Jika bunga-bunga tebing mekar kembali dan menguning di awal musim
–dan secercah cahaya mengerdip di tanah ini, aku
senantiasa percaya makna-makna yang akan kau
tulis pada selembar kertas, takkan cukup
bercerita tentang langkah-langkah dan jejak. Atau tentang kisah-kisah masa
kanak yang kau rajut kembali tanpa henti pada sebuah diari.
Dan jika pun kau mau, tulislah satu dua sajak seolah mereka adalah jiwamu yang
selalu setia di saat-saat riangmu. Demikian bila kau sendiri pergi dan tak
menemu apa yang hilang di antara dongeng-dongeng jelang tidur. Meski acapkali
kau pun gundah dan tak sanggup menolaknya sebagai kata.
Seperti juga semua kerapuhan
hidup yang membuatmu takut.

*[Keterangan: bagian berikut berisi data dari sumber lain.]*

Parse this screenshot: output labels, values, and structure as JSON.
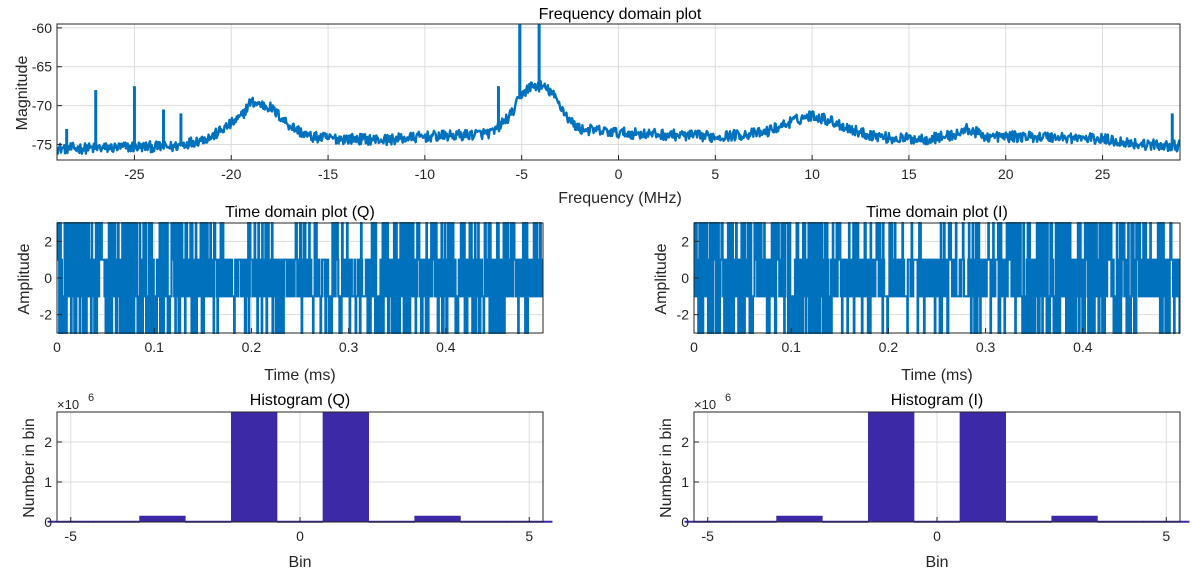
{
  "colors": {
    "line": "#0072BD",
    "bar": "#3B29A6",
    "grid": "#dcdcdc",
    "axis": "#262626",
    "background": "#ffffff"
  },
  "chart_data": [
    {
      "id": "freq",
      "type": "line",
      "title": "Frequency domain plot",
      "xlabel": "Frequency (MHz)",
      "ylabel": "Magnitude",
      "xlim": [
        -29,
        29
      ],
      "ylim": [
        -77,
        -59.5
      ],
      "xticks": [
        -25,
        -20,
        -15,
        -10,
        -5,
        0,
        5,
        10,
        15,
        20,
        25
      ],
      "yticks": [
        -75,
        -70,
        -65,
        -60
      ],
      "grid": true,
      "envelope": {
        "x": [
          -29,
          -27,
          -25,
          -23,
          -21,
          -19.5,
          -19,
          -18,
          -17,
          -16,
          -15,
          -12,
          -10,
          -8,
          -6.5,
          -5.5,
          -5,
          -4.5,
          -4,
          -3.5,
          -3,
          -2.5,
          -2,
          0,
          5,
          7.5,
          9,
          10,
          11,
          12.5,
          14,
          16,
          17.5,
          18,
          19,
          22,
          25,
          27,
          29
        ],
        "y": [
          -75.5,
          -75.5,
          -75.3,
          -75.3,
          -74,
          -71.5,
          -69.5,
          -70.2,
          -72.5,
          -74,
          -74.2,
          -74.4,
          -74,
          -73.8,
          -73.5,
          -71,
          -68.5,
          -67.5,
          -67.5,
          -68.2,
          -70,
          -72,
          -73,
          -73.5,
          -74,
          -73.5,
          -72,
          -71.2,
          -72,
          -73.5,
          -74.2,
          -74.3,
          -73.7,
          -73,
          -74,
          -74,
          -74.3,
          -75,
          -75.2
        ]
      },
      "spikes": [
        {
          "x": -28.5,
          "y": -73
        },
        {
          "x": -27,
          "y": -68
        },
        {
          "x": -25,
          "y": -67.5
        },
        {
          "x": -23.5,
          "y": -70.5
        },
        {
          "x": -22.6,
          "y": -71
        },
        {
          "x": -6.2,
          "y": -67.5
        },
        {
          "x": -5.1,
          "y": -59.5
        },
        {
          "x": -4.1,
          "y": -59.5
        },
        {
          "x": 28.6,
          "y": -71
        }
      ]
    },
    {
      "id": "timeQ",
      "type": "line",
      "title": "Time domain plot (Q)",
      "xlabel": "Time (ms)",
      "ylabel": "Amplitude",
      "xlim": [
        0,
        0.5
      ],
      "ylim": [
        -3,
        3
      ],
      "xticks": [
        0,
        0.1,
        0.2,
        0.3,
        0.4
      ],
      "yticks": [
        -2,
        0,
        2
      ],
      "grid": true,
      "levels": [
        -3,
        -1,
        1,
        3
      ]
    },
    {
      "id": "timeI",
      "type": "line",
      "title": "Time domain plot (I)",
      "xlabel": "Time (ms)",
      "ylabel": "Amplitude",
      "xlim": [
        0,
        0.5
      ],
      "ylim": [
        -3,
        3
      ],
      "xticks": [
        0,
        0.1,
        0.2,
        0.3,
        0.4
      ],
      "yticks": [
        -2,
        0,
        2
      ],
      "grid": true,
      "levels": [
        -3,
        -1,
        1,
        3
      ]
    },
    {
      "id": "histQ",
      "type": "bar",
      "title": "Histogram (Q)",
      "xlabel": "Bin",
      "ylabel": "Number in bin",
      "exponent_label": "×10",
      "exponent": "6",
      "xlim": [
        -5.3,
        5.3
      ],
      "ylim": [
        0,
        2.75
      ],
      "xticks": [
        -5,
        0,
        5
      ],
      "yticks": [
        0,
        1,
        2
      ],
      "grid": true,
      "categories": [
        -5,
        -4,
        -3,
        -2,
        -1,
        0,
        1,
        2,
        3,
        4,
        5
      ],
      "values": [
        0,
        0,
        0.15,
        0,
        2.75,
        0,
        2.75,
        0,
        0.15,
        0,
        0
      ]
    },
    {
      "id": "histI",
      "type": "bar",
      "title": "Histogram (I)",
      "xlabel": "Bin",
      "ylabel": "Number in bin",
      "exponent_label": "×10",
      "exponent": "6",
      "xlim": [
        -5.3,
        5.3
      ],
      "ylim": [
        0,
        2.75
      ],
      "xticks": [
        -5,
        0,
        5
      ],
      "yticks": [
        0,
        1,
        2
      ],
      "grid": true,
      "categories": [
        -5,
        -4,
        -3,
        -2,
        -1,
        0,
        1,
        2,
        3,
        4,
        5
      ],
      "values": [
        0,
        0,
        0.15,
        0,
        2.75,
        0,
        2.75,
        0,
        0.15,
        0,
        0
      ]
    }
  ]
}
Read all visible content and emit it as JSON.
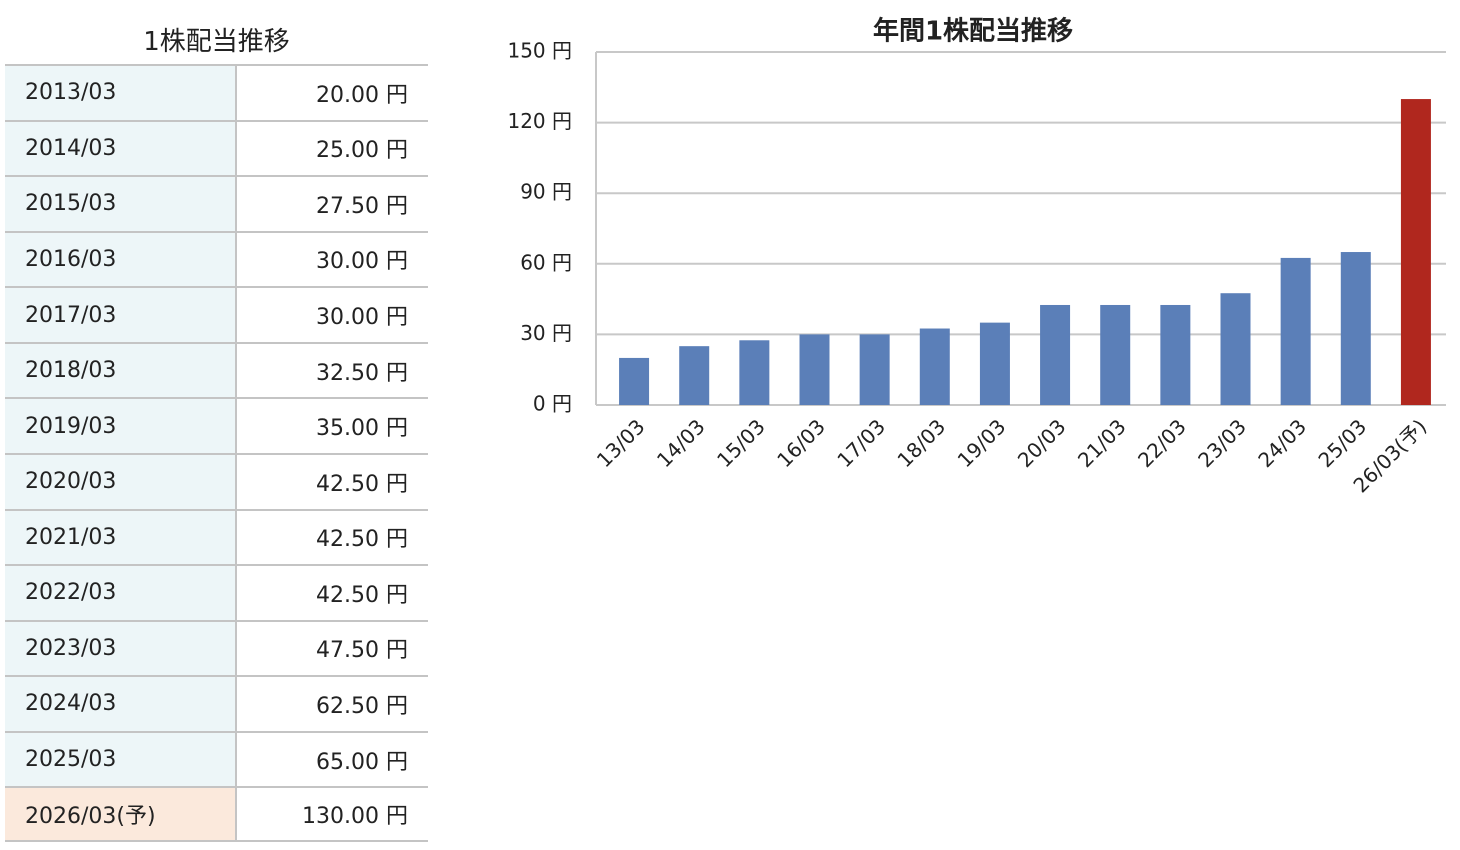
{
  "table": {
    "title": "1株配当推移",
    "rows": [
      [
        "2013/03",
        "20.00 円"
      ],
      [
        "2014/03",
        "25.00 円"
      ],
      [
        "2015/03",
        "27.50 円"
      ],
      [
        "2016/03",
        "30.00 円"
      ],
      [
        "2017/03",
        "30.00 円"
      ],
      [
        "2018/03",
        "32.50 円"
      ],
      [
        "2019/03",
        "35.00 円"
      ],
      [
        "2020/03",
        "42.50 円"
      ],
      [
        "2021/03",
        "42.50 円"
      ],
      [
        "2022/03",
        "42.50 円"
      ],
      [
        "2023/03",
        "47.50 円"
      ],
      [
        "2024/03",
        "62.50 円"
      ],
      [
        "2025/03",
        "65.00 円"
      ],
      [
        "2026/03(予)",
        "130.00 円"
      ]
    ]
  },
  "chart_data": {
    "type": "bar",
    "title": "年間1株配当推移",
    "categories": [
      "13/03",
      "14/03",
      "15/03",
      "16/03",
      "17/03",
      "18/03",
      "19/03",
      "20/03",
      "21/03",
      "22/03",
      "23/03",
      "24/03",
      "25/03",
      "26/03(予)"
    ],
    "values": [
      20,
      25,
      27.5,
      30,
      30,
      32.5,
      35,
      42.5,
      42.5,
      42.5,
      47.5,
      62.5,
      65,
      130
    ],
    "colors": [
      "#5b7fb8",
      "#5b7fb8",
      "#5b7fb8",
      "#5b7fb8",
      "#5b7fb8",
      "#5b7fb8",
      "#5b7fb8",
      "#5b7fb8",
      "#5b7fb8",
      "#5b7fb8",
      "#5b7fb8",
      "#5b7fb8",
      "#5b7fb8",
      "#b0271e"
    ],
    "ylim": [
      0,
      150
    ],
    "yticks": [
      {
        "value": 0,
        "label": "0 円"
      },
      {
        "value": 30,
        "label": "30 円"
      },
      {
        "value": 60,
        "label": "60 円"
      },
      {
        "value": 90,
        "label": "90 円"
      },
      {
        "value": 120,
        "label": "120 円"
      },
      {
        "value": 150,
        "label": "150 円"
      }
    ],
    "grid": true
  }
}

Meski jarum-jarum matahari senantiasa meresap pada tanah
–juga pada daun-daun. Seperti juga mengeringkan apa
yang mereka sentuh, membakar rambutmu-rambutku –menjelma tangan-tangan
usia yang tak pernah kita tahu kapan ia pergi dan kapan ia datang kembali. Seringkali aku pun tak paham kenapa anugerah hidup mesti meminta kehilangan.

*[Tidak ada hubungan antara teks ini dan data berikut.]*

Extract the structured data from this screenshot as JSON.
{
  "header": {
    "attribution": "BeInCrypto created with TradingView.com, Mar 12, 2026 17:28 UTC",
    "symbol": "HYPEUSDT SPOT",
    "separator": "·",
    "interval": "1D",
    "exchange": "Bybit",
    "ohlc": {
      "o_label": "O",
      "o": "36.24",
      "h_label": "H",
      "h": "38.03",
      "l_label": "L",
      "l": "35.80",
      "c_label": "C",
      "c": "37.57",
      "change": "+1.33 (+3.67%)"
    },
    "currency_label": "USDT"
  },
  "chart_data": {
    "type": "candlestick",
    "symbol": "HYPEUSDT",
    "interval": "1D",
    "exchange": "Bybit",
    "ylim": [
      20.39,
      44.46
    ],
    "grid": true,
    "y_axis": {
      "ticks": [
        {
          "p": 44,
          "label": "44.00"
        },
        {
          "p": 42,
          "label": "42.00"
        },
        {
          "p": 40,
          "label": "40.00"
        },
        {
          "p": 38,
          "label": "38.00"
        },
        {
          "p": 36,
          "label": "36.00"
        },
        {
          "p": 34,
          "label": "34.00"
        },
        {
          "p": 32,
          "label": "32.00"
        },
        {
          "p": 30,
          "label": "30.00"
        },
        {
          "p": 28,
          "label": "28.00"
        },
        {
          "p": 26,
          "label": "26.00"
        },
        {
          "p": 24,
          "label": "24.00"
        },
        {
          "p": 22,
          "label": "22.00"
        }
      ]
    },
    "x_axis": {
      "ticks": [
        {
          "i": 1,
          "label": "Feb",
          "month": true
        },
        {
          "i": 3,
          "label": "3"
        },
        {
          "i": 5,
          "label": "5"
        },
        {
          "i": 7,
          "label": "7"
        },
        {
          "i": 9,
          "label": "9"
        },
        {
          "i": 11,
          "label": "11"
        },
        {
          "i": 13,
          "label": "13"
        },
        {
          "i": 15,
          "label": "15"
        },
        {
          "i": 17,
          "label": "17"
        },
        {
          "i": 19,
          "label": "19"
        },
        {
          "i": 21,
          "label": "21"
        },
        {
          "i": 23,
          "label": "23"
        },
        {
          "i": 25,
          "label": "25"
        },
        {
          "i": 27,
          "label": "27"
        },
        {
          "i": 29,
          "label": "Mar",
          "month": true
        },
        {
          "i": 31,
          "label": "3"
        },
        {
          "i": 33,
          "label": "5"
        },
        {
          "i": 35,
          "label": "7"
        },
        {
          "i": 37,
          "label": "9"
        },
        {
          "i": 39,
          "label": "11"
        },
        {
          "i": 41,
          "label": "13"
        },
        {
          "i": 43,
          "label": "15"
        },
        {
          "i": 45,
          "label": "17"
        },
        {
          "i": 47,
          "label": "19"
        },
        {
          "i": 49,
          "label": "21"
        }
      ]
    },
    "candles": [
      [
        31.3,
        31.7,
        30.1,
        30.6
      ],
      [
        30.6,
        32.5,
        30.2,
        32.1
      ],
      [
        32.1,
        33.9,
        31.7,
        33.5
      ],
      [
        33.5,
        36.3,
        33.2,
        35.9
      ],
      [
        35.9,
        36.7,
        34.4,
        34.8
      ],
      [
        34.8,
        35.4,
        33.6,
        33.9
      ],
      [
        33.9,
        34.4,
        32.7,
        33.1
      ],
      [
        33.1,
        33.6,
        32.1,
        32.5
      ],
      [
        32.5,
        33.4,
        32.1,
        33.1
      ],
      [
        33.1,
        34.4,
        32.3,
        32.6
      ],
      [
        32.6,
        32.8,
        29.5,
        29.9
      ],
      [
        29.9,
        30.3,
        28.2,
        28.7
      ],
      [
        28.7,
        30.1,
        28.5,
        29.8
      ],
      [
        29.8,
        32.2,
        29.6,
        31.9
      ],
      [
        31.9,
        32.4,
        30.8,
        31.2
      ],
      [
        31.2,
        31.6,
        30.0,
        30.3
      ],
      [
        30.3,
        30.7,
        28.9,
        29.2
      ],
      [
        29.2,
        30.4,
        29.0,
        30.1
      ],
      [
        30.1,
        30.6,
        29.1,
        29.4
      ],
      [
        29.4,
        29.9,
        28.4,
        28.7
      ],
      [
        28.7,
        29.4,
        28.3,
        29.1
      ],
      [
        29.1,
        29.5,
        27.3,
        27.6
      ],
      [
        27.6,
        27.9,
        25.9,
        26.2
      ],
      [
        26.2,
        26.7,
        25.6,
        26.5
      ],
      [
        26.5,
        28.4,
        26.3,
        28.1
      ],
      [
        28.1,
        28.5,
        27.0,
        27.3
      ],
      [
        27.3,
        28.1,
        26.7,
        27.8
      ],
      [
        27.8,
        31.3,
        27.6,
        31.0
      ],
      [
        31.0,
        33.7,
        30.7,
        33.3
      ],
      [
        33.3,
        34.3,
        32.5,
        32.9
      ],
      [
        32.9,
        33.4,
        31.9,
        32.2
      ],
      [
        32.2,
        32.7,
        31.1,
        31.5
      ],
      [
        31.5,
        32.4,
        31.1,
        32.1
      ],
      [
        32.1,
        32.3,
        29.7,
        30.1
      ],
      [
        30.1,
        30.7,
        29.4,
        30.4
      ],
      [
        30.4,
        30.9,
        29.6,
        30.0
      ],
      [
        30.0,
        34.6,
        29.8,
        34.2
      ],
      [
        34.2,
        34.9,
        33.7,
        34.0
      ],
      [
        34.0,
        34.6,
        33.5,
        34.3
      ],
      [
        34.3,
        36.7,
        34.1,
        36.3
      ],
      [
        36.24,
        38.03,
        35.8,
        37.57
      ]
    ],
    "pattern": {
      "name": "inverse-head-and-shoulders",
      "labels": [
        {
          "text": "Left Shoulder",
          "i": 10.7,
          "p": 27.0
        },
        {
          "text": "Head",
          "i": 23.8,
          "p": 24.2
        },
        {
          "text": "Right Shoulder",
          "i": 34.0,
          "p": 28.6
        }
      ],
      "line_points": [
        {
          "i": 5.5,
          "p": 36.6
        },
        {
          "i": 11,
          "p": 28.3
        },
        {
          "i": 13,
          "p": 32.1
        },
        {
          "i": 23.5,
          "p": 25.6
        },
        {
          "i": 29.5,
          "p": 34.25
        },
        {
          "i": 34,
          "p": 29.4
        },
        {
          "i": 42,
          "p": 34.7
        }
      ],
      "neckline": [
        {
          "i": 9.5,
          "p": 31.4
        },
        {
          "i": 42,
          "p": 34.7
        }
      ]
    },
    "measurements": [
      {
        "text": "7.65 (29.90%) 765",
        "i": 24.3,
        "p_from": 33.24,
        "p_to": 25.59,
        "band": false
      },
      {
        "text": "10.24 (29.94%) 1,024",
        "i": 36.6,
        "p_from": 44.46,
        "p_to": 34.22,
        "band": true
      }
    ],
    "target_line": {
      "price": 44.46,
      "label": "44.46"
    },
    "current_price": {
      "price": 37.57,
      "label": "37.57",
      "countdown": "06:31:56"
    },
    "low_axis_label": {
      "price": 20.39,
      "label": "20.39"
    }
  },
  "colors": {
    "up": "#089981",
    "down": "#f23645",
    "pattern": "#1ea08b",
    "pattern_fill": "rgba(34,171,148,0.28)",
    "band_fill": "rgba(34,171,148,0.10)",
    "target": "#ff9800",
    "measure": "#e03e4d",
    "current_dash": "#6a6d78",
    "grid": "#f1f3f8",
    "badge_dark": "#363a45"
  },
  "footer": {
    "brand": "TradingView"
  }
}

Seringkali saat pagi hari, kupandangi kelengangan -di antara para unggas yang sibuk menancapkan paruh mereka pada air dan lumpur.

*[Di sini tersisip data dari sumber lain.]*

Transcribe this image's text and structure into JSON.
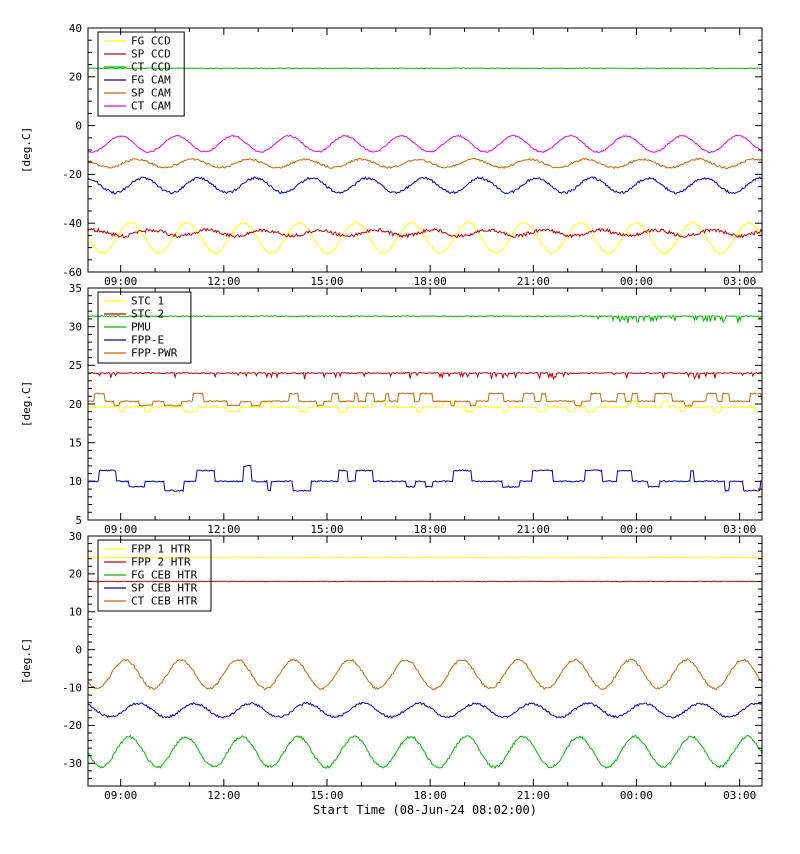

Bermain-main cahaya yang memantul di mata mereka. Dan jika pun ingin bertanya tentang hidup, kuyakin aku tak punya jawabnya. Sebab seringkali apa pun yang
kupikirkan, seringkali aku pun lupa menyaksikan sesuatu yang berharga pada yang
biasa saja –pada apa yang tak kusadari
sebagai yang paling nyata.
Dan kau sadar betapa banyak yang datang tanpa kehendakku –sebanyak yang hilang tanpa sepengetahuanmu dan raguku. Seperti
saat kau tidur dan memejamkan matamu pada lembut telapak tanganmu. Seperti saat kunyanyikan lagu-laguku sembari kupandangi
lampu yang mengilau urai rambutmu. Dan seakan aku tak percaya betapa keindahan
selalu luput –saat aku hanya memikirkannya. Dan ketika segala yang padam tiba-tiba
menyala, saat itulah kutahu kau ada.